Deposition of loosely bound organic D–A–π–A′ dyes on sensitized TiO2 film: a possible strategy to suppress charge recombination and enhance power conversion efficiency in dye-sensitized solar cells

Abstract

A D–A–π–A′ dye (coded as AR-II-13) – composed of a triarylamine donor, a difluorobenzothiadiazole internal acceptor and a cyanoacrylic acid anchoring acceptor – has been successfully synthesized via sequential C–H direct arylation, and used as sensitizer in dye-sensitized solar cells (DSSCs). The butoxy group at the donor side and the hexyl group on di-substituted cyclopenta[1,2-b:5,4-b′]dithiophene (CPDT) bridge are incorporated to decrease dye aggregation and offer physical insulation between electrolyte oxidant and TiO₂ films. It is demonstrated that the open circuit voltage (V_OC), short circuit current (J_SC) and power conversion efficiency (PCE) are remarkably enhanced relative to a conventionally fabricated cell by deposition of additional dye on the sensitized TiO₂ films.
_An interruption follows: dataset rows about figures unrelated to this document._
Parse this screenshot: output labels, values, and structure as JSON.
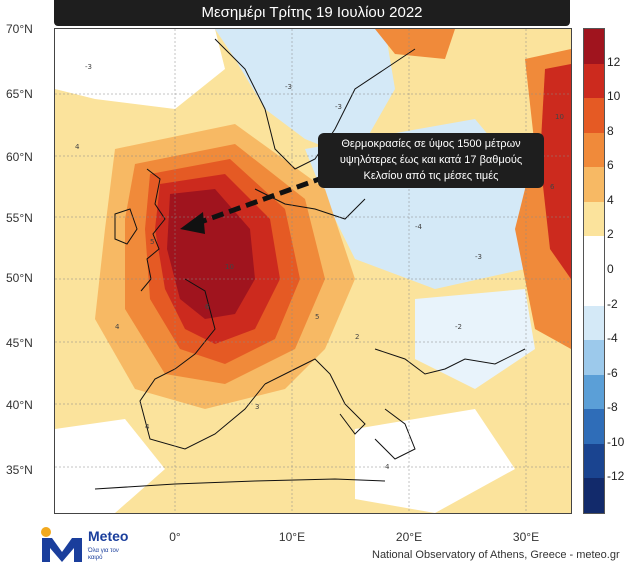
{
  "title": "Μεσημέρι Τρίτης 19 Ιουλίου 2022",
  "callout": {
    "lines": [
      "Θερμοκρασίες σε ύψος 1500 μέτρων",
      "υψηλότερες έως και κατά 17 βαθμούς",
      "Κελσίου από τις μέσες τιμές"
    ]
  },
  "latitudes": [
    "70°N",
    "65°N",
    "60°N",
    "55°N",
    "50°N",
    "45°N",
    "40°N",
    "35°N"
  ],
  "longitudes": [
    "0°",
    "10°E",
    "20°E",
    "30°E"
  ],
  "colorbar": {
    "ticks": [
      "12",
      "10",
      "8",
      "6",
      "4",
      "2",
      "0",
      "-2",
      "-4",
      "-6",
      "-8",
      "-10",
      "-12"
    ],
    "colors": [
      "#a0141e",
      "#cc2a1e",
      "#e55a24",
      "#f08a3a",
      "#f7b964",
      "#fbe39c",
      "#ffffff",
      "#ffffff",
      "#d4e9f7",
      "#9cc9eb",
      "#5b9fd7",
      "#2f6db8",
      "#1a4490",
      "#122a6b"
    ]
  },
  "logo": {
    "name": "Meteo",
    "tagline": "Όλα για τον καιρό"
  },
  "credit": "National Observatory of Athens, Greece - meteo.gr",
  "colors": {
    "hot": "#a0141e",
    "warm": "#e55a24",
    "mild": "#fbe39c",
    "cool": "#d4e9f7",
    "accent_logo": "#1a3e9c",
    "logo_dot": "#f2a91e"
  },
  "contour_labels": [
    "5",
    "4",
    "3",
    "2",
    "-3",
    "-4",
    "-2",
    "10",
    "6"
  ]
}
The impact of dye bath solvent on dye aggregation was observed to be minimal and the enhancement of solar cell performance was exclusively ascribed to the loosely bound dye moieties providing physical insulation on TiO₂ films from I₃⁻ and retarding charge recombination between electrons in the TiO₂ film and the electrolyte, as confirmed by electrochemical impedance measurements. Furthermore, the dipole interaction between the TiO₂ surface and loosely bound dye may play a synergetic role in enhancing the photovoltaic performance of the resulting devices.